Passengers will not spend money if the excitement is not there. One of our new drivers for changes should be money well-spent! Partnering with premium brands and offering bundles that can enhance a passenger’s journey could increase sales and revenue. Offering more options such as early check in (48 hours before) or remote check in (train stations, etc.), fast-track security, chef curated meals and snacks can help.

Technology should be enabling me and other passengers to improve the experience, using options available. Inflight entertainment or airline app should allow me to do other things, too. Finish a Netflix movie, watch an Amazon series episode, or go shopping.

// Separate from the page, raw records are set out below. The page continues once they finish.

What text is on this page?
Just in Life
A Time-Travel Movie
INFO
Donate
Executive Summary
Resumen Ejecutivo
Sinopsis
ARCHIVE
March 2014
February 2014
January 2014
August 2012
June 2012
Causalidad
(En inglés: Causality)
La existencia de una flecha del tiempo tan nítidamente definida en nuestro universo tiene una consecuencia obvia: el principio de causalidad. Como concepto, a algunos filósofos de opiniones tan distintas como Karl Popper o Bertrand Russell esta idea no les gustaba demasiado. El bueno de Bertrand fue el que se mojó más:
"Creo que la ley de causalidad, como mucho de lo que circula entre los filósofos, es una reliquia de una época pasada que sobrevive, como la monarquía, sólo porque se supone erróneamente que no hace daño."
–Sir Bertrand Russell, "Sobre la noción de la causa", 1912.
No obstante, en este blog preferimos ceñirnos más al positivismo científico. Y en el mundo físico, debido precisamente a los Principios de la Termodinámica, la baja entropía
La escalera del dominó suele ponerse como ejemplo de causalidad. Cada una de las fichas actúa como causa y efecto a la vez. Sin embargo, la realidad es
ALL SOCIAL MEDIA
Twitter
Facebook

Then some can argue that watching movies does not generate any revenue.

Cohesiveness is key in keeping passengers excited and happy. Options offered can be innovative disruptors that make passengers think differently.

Continuity is another important factor that airlines need to invest in. Utilizing existing passenger information (preferences, FFP etc.) and new technology (salesforce, etc.) can establish consistency and ensure a smooth journey by addressing any travel irregularities and disturbances.

Empowering and engaging airline employees is key. Encouraging and recognizing excellence can have a big impact on everything that the passenger sees. Generating a work environment that allows them to grow and be happy increases the likelihood of productivity and employee happiness. We know that happy employees provide a better service and stand a better chance of creating happy passengers.

As travel becomes more complex, airlines and service providers are asked to step up and do more. Innovating is the solution to a successful product and its delivery in an ever-changing world.